Catherine paraissait s’amuser beaucoup de ces distinctions savantes, et miss la Creevy continuait de peindre tout en causant avec un air de satisfaction inaltérable.

« Vous avez donc peint un bien grand nombre d’officiers ! dit Catherine, profitant d’un moment où miss la Creevy s’arrêta pour respirer, et jetant les yeux autour de l’atelier.

— Un grand nombre de quoi ? mon enfant, demanda miss la Creevy, levant les yeux de son ouvrage. Ce sont des portraits de fantaisie, voyez-vous.

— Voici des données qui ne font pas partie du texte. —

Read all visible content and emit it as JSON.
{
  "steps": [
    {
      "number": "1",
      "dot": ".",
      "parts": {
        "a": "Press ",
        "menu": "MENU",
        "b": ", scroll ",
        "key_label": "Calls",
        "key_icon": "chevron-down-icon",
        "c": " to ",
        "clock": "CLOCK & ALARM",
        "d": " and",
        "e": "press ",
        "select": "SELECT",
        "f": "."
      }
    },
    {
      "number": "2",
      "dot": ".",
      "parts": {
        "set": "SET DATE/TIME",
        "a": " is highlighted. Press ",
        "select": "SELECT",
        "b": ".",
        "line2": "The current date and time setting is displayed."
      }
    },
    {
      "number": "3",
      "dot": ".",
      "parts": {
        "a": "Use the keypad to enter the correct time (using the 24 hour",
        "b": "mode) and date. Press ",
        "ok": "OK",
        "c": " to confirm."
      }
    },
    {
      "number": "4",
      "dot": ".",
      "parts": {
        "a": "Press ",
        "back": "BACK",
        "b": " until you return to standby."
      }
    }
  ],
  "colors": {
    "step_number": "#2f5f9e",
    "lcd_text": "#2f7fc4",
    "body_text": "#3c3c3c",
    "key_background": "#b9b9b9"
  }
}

Ce ne sont pas de vrais militaires, vous comprenez.

— Non ?

— Bénédiction du ciel ! comment voudriez-vous, mon enfant ? Ce sont seulement des commis ou autres, qui louent un uniforme pour se faire peindre en militaires, et qui le font porter ici dans une valise. Il y a même des artistes qui tiennent à la disposition de leurs clients un uniforme, à raison de neuf francs cinquante de location, y compris le vermillon ; mais ce n’est pas moi qui ferais cela ; je ne regarde pas cela comme un profit légitime. »

En disant cela, elle se redressa comme une femme heureuse et fière de ne pas s’abaisser jusqu’à ce genre de séduction pour attraper des pratiques ; après quoi, elle ne s’en remit qu’avec plus d’application à son chevalet : seulement, de temps en temps, elle relevait la tête pour regarder avec une satisfaction inexprimable l’effet de quelque coup de pinceau qu’elle venait de donner, ou bien elle s’interrompait un instant pour expliquer à miss Nickleby qu’elle allait passer à quelque détail nouveau du visage.

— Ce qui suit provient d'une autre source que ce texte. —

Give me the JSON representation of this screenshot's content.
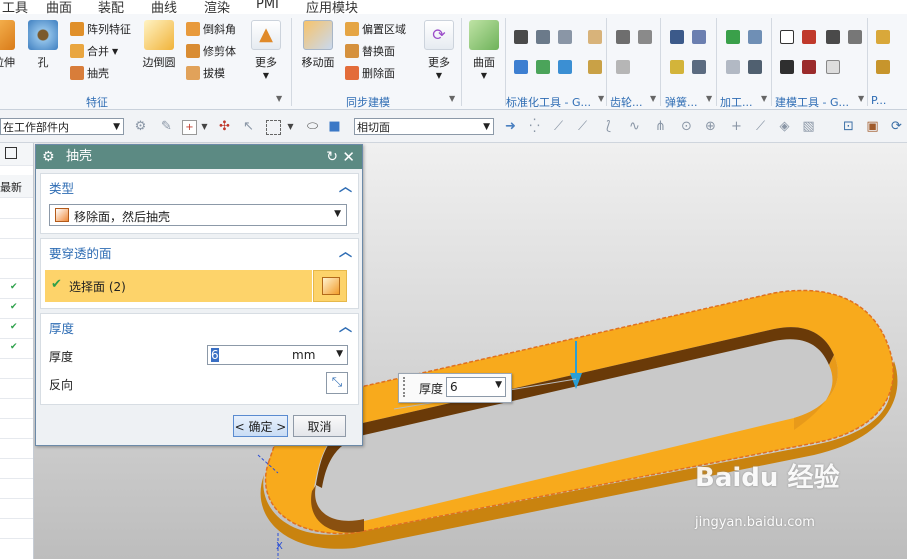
{
  "menubar": [
    "工具",
    "曲面",
    "装配",
    "曲线",
    "渲染",
    "PMI",
    "应用模块"
  ],
  "ribbon": {
    "feature_group": {
      "label": "特征",
      "extrude": "拉伸",
      "hole": "孔",
      "pattern_feature": "阵列特征",
      "combine": "合并",
      "shell": "抽壳",
      "edge_blend": "边倒圆",
      "chamfer": "倒斜角",
      "trim_body": "修剪体",
      "draft": "拔模",
      "more": "更多"
    },
    "sync_group": {
      "label": "同步建模",
      "move_face": "移动面",
      "offset_region": "偏置区域",
      "replace_face": "替换面",
      "delete_face": "删除面",
      "more": "更多"
    },
    "surface": "曲面",
    "std_tools_label": "标准化工具 - G...",
    "gear_label": "齿轮...",
    "spring_label": "弹簧...",
    "machining_label": "加工...",
    "modeling_tools_label": "建模工具 - G...",
    "p_label": "P..."
  },
  "toolbar2": {
    "scope_value": "在工作部件内",
    "snap_value": "相切面"
  },
  "leftnav": {
    "header": "最新"
  },
  "dialog": {
    "title": "抽壳",
    "type_section": "类型",
    "type_value": "移除面，然后抽壳",
    "pierce_section": "要穿透的面",
    "select_face": "选择面 (2)",
    "thickness_section": "厚度",
    "thickness_label": "厚度",
    "thickness_value": "6",
    "thickness_unit": "mm",
    "reverse_label": "反向",
    "ok": "< 确定 >",
    "cancel": "取消"
  },
  "float": {
    "label": "厚度",
    "value": "6"
  },
  "axis_label": "X",
  "watermark": {
    "brand": "Baidu 经验",
    "url": "jingyan.baidu.com"
  },
  "colors": {
    "part": "#f8aa1c",
    "part_inner": "#6a3a08",
    "dialog_title": "#5c8a83",
    "accent": "#2f6db4",
    "selected": "#fdd36a"
  }
}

« Ce n’est pas, lui disait-elle naïvement, pour que vous apprêtiez les traits que je vais peindre, ma chère ; mais, voyez-vous, nous avons l’habitude d’avertir nos sujets des diverses parties du portrait que nous allons faire, afin que, s’il y a quelque expression particulière qu’ils désirent qu’on leur donne, ils puissent nous prévenir à temps, vous comprenez ? »

Ici, un long silence d’une grande minute et demie, après quoi miss la Creevy reprit :

« Quand est-ce que vous comptez revoir votre oncle ?

— Je n’en sais en vérité rien ; j’avais compté le voir plus tôt, répondit Catherine. Cela ne peut pas tarder, j’espère, car il n’y a rien de pis que cet état d’incertitude.